Search code examples
pythonarrayskernel-density

KDE in python with different mu, sigma / mapping a function to an array


I have a 2-dimensional array of values that I would like to perform a Gaussian KDE on, with a catch: the points are assumed to have different variances. For that, I have a second 2-dimensional array (with the same shape) that is the variance of the Gaussian to be used for each point. In the simple example,

import numpy as np
data = np.array([[0.4,0.2],[0.1,0.5]])
sigma = np.array([[0.05,0.1],[0.02,0.3]])

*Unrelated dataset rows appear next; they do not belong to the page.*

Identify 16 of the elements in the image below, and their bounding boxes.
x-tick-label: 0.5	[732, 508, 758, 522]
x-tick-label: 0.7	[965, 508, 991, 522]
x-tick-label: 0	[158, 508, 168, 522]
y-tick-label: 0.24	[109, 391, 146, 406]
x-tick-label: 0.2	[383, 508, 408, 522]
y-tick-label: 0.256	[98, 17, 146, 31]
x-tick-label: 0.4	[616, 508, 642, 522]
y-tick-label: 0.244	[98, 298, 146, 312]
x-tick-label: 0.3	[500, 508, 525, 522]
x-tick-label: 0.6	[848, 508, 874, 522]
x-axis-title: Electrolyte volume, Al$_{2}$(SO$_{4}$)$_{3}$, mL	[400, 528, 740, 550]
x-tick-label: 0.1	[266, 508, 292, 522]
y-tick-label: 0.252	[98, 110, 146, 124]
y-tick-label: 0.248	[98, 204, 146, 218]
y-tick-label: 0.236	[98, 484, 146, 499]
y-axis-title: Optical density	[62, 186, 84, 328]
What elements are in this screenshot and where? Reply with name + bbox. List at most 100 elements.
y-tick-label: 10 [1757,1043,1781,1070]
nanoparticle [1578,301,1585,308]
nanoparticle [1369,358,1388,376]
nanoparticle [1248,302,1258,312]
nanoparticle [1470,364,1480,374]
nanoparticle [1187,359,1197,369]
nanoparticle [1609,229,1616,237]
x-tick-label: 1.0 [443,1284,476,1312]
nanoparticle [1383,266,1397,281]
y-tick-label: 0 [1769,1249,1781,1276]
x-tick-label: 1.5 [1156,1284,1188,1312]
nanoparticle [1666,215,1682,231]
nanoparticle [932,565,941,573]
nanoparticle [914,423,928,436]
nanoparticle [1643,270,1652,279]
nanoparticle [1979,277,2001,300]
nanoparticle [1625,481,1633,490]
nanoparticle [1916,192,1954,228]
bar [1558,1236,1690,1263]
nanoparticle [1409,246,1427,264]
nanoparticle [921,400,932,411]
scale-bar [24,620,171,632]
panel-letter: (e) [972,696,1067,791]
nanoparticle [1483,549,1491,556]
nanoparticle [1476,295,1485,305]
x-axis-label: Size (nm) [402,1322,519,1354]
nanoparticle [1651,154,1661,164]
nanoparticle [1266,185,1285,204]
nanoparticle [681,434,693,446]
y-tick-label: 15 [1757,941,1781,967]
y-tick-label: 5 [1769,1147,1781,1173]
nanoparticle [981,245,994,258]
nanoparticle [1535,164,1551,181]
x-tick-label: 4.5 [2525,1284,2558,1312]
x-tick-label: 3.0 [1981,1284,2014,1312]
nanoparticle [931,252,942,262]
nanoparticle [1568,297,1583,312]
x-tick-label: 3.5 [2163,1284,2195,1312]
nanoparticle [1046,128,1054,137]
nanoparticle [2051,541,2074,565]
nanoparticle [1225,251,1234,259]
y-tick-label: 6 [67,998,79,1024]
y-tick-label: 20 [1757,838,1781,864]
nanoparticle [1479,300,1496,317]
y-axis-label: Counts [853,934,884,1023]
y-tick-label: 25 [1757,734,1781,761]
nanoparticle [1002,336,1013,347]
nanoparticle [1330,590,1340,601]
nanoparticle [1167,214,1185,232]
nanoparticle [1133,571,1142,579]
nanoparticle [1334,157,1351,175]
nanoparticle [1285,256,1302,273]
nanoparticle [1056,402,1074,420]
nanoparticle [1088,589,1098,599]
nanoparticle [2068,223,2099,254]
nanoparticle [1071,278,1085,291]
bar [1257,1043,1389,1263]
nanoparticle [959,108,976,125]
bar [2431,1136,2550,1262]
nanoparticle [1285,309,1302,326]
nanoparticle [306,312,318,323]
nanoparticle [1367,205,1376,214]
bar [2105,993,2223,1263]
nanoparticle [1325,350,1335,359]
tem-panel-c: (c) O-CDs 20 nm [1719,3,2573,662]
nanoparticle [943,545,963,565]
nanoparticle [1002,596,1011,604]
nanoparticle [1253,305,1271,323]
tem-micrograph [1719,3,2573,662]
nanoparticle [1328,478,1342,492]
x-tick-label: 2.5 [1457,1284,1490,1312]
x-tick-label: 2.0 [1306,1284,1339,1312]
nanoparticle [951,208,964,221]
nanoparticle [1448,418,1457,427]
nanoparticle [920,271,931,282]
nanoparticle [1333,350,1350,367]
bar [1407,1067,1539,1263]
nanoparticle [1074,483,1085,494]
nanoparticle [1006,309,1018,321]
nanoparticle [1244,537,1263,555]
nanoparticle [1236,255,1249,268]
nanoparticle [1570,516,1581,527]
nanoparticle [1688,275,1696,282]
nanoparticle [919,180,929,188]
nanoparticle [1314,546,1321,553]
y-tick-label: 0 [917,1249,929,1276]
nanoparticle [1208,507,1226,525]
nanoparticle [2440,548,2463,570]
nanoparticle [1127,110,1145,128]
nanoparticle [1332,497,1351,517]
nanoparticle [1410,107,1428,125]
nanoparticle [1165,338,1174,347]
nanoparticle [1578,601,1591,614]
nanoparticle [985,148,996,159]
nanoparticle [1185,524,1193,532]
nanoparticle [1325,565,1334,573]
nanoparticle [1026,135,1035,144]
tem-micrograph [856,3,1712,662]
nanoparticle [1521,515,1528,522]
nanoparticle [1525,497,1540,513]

there would be four gaussians, the first of which is centered at x=0.4 with σ=0.05. Note: Actual data is much larger than 2x2

I am looking for one of two things:

  1. A Gaussian KDE solver that will allow for bandwidth to change for each point

or

  1. A way to map the results of each Gaussian into a 3-dimensional array, with each Gaussian evaluated across a range of points (say, evaluate each center/σ pair along np.linspace(0,1,101)). In this case, I could e.g. have the KDE value at x=0.5 by taking outarray[:,:,51].

Solution

  • The best way I found to handle this is through array multiplication of a sigma array and a data array. Then, I stack the arrays for each value I want to solve the KDE for.

    import numpy as np
    
    def solve_gaussian(val,data_array,sigma_array):
        return (1. / sigma_array) * np.exp(- (val - data_array) * (val - data_array) / (2 * sigma_array * sigma_array))
    
    def solve_kde(xlist,data_array,sigma_array):
        kde_array = np.array([])
        for xx in xlist:
            single_kde = solve_gaussian(xx,data_array,sigma_array)
            if np.ndim(kde_array) == 3:
                kde_array = np.concatenate((kde_array,single_kde[np.newaxis,:,:]),axis=0)
            else:
                kde_array = np.dstack(single_kde)
        return kde_array
    
    xlist = np.linspace(0,1,101) #Adjust as needed
    kde_array = solve_kde(xlist,data_array,sigma_array)
    kde_vector = np.sum(np.sum(kde_array,axis=2),axis=1)
    mode_guess = xlist[np.argmax(kde_vector)]
    

    Caveat, for anyone attempting to use this code: the value of the Gaussian is along axis 0, not axis 2 as specified in the original question.